"I wish I could help her," she was saying to herself, as she returned to her apartment. The aroma that stole upon her senses said, "you can." She was no heroine, for she stood over her flowers, and doubted and pondered for a good half hour, before her wavering mind rested upon its pivot; and then a tear bedewed a Camelia's spotless bosom, as she emptied the vase, and saying aloud, "If thine enemy thirst, give him drink," set about arranging them anew.
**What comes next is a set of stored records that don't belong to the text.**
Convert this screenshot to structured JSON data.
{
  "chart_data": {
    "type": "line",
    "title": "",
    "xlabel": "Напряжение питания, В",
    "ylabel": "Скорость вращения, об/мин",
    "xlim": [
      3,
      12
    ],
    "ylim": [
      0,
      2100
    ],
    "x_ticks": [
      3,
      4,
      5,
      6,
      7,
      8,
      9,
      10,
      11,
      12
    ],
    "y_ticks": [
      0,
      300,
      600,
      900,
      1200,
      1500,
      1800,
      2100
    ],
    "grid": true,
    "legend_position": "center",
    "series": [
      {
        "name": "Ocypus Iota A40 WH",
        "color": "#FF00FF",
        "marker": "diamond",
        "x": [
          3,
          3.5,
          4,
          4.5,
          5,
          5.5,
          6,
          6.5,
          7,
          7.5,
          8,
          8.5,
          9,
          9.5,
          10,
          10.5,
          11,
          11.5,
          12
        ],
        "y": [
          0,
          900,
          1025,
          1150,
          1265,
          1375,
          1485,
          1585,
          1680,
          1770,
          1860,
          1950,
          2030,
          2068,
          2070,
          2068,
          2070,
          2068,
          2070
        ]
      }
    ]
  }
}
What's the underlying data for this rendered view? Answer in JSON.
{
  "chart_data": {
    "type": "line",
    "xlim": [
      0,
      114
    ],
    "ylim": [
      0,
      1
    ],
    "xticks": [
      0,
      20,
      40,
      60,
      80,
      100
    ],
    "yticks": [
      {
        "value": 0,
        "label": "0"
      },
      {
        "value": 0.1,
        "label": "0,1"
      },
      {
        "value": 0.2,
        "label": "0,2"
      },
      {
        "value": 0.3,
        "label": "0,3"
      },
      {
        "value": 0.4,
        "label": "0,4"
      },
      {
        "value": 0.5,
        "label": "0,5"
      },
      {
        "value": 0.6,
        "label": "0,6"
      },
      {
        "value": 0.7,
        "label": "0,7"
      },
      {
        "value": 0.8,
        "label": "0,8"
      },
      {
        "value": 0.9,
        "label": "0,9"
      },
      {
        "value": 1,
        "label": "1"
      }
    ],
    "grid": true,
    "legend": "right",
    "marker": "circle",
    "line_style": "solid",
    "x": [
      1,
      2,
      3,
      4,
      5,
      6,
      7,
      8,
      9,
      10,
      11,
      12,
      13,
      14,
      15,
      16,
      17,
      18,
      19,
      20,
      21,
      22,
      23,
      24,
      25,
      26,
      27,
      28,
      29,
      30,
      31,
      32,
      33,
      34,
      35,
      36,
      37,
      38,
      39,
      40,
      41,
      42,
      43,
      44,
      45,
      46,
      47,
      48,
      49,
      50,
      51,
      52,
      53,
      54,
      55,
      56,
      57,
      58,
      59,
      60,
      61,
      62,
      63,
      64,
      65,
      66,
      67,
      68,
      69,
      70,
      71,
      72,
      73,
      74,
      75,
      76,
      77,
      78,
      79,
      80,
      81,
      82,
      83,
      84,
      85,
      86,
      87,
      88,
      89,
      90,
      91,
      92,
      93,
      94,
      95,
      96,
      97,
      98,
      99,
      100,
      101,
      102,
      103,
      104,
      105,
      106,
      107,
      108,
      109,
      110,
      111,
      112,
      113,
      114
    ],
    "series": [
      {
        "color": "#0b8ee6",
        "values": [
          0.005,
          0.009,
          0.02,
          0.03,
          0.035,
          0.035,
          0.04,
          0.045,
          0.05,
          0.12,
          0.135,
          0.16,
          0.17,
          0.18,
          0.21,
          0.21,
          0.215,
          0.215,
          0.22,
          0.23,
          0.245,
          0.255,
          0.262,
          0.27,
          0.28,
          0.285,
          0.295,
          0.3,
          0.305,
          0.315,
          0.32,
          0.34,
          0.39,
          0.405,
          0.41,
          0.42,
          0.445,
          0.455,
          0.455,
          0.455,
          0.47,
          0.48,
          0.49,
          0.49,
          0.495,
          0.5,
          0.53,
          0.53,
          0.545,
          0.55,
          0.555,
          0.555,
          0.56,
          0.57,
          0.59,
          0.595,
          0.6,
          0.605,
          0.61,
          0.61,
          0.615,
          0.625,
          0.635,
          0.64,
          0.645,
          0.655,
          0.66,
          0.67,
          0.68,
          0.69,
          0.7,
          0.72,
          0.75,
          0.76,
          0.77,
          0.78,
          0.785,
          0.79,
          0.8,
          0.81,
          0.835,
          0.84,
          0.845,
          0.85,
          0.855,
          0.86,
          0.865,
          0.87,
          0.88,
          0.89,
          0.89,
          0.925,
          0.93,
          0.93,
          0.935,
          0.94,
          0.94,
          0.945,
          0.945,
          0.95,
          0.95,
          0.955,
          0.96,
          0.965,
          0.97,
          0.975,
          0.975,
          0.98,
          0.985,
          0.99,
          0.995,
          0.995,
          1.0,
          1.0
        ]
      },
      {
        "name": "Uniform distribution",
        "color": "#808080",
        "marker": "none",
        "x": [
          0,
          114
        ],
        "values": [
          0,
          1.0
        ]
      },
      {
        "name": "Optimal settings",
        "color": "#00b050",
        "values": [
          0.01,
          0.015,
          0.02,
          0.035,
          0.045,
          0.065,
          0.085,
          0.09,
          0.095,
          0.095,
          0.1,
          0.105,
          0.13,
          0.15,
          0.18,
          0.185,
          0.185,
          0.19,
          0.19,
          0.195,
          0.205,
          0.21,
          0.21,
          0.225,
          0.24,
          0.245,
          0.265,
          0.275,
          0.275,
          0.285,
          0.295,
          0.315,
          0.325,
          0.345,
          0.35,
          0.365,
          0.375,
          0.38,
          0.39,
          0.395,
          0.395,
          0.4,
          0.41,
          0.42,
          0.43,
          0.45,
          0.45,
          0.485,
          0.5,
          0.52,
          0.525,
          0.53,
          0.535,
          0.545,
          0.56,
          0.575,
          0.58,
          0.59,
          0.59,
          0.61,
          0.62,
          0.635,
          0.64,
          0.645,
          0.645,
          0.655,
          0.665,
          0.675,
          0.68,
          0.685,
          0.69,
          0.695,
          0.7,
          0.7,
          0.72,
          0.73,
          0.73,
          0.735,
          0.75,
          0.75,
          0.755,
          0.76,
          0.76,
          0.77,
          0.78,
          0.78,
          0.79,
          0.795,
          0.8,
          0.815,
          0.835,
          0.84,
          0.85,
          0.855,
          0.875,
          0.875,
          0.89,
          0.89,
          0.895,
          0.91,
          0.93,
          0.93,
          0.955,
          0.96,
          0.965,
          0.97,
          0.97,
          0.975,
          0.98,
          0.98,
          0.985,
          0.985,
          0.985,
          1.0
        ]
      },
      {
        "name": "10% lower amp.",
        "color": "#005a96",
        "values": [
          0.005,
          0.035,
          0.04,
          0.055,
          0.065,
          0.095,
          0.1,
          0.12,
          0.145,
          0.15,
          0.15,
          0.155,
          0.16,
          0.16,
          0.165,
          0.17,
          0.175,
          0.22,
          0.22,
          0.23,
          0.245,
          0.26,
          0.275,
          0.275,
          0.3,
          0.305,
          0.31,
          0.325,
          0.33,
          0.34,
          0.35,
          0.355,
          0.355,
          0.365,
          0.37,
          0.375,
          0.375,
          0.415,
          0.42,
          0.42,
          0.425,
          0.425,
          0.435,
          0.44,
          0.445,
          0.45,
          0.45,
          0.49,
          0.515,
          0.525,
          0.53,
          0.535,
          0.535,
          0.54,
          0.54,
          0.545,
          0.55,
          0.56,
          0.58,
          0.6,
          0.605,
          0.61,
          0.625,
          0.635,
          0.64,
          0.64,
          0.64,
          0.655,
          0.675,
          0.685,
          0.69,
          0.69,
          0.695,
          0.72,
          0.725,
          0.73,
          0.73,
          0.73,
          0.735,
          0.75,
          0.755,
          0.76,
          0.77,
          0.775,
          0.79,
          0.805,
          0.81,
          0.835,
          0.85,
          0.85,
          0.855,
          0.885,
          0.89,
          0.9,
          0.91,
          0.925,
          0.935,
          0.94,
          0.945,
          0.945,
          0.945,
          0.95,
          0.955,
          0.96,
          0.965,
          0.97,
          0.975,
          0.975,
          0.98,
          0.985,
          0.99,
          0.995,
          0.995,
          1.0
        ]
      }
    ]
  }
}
Her Christmas rose-tree was hanging with buds, which, on the morrow, would be blossoms, but she despoiled it of its nodding pearls; and adding geraniums and citronaloes, completed as tasteful a bouquet, as ever bloomed under the fingers of a fashionable florist.

She gave it to Josephine, when she came into the parlor to survey her full-length figure in the tall glass.

"Oh! how lovely!" she exclaimed involuntarily; then recovering herself, said coldly, "They are pretty;" and returned them.

"They are for you," said Ida.

"Who sent them?"

"They were presented to me; and as their beauty is wasted upon the 'desert air' of my chamber, I shall be obliged to you to display them."

Josephine would have rejected the generous offer, if there had been the remotest chance of another; but it was late, and she could not go bouquetless.

"Who gave them to you?" she asked.

Ida paused, then replied, "Mr. Dana."

"He will know them; I had rather go without any."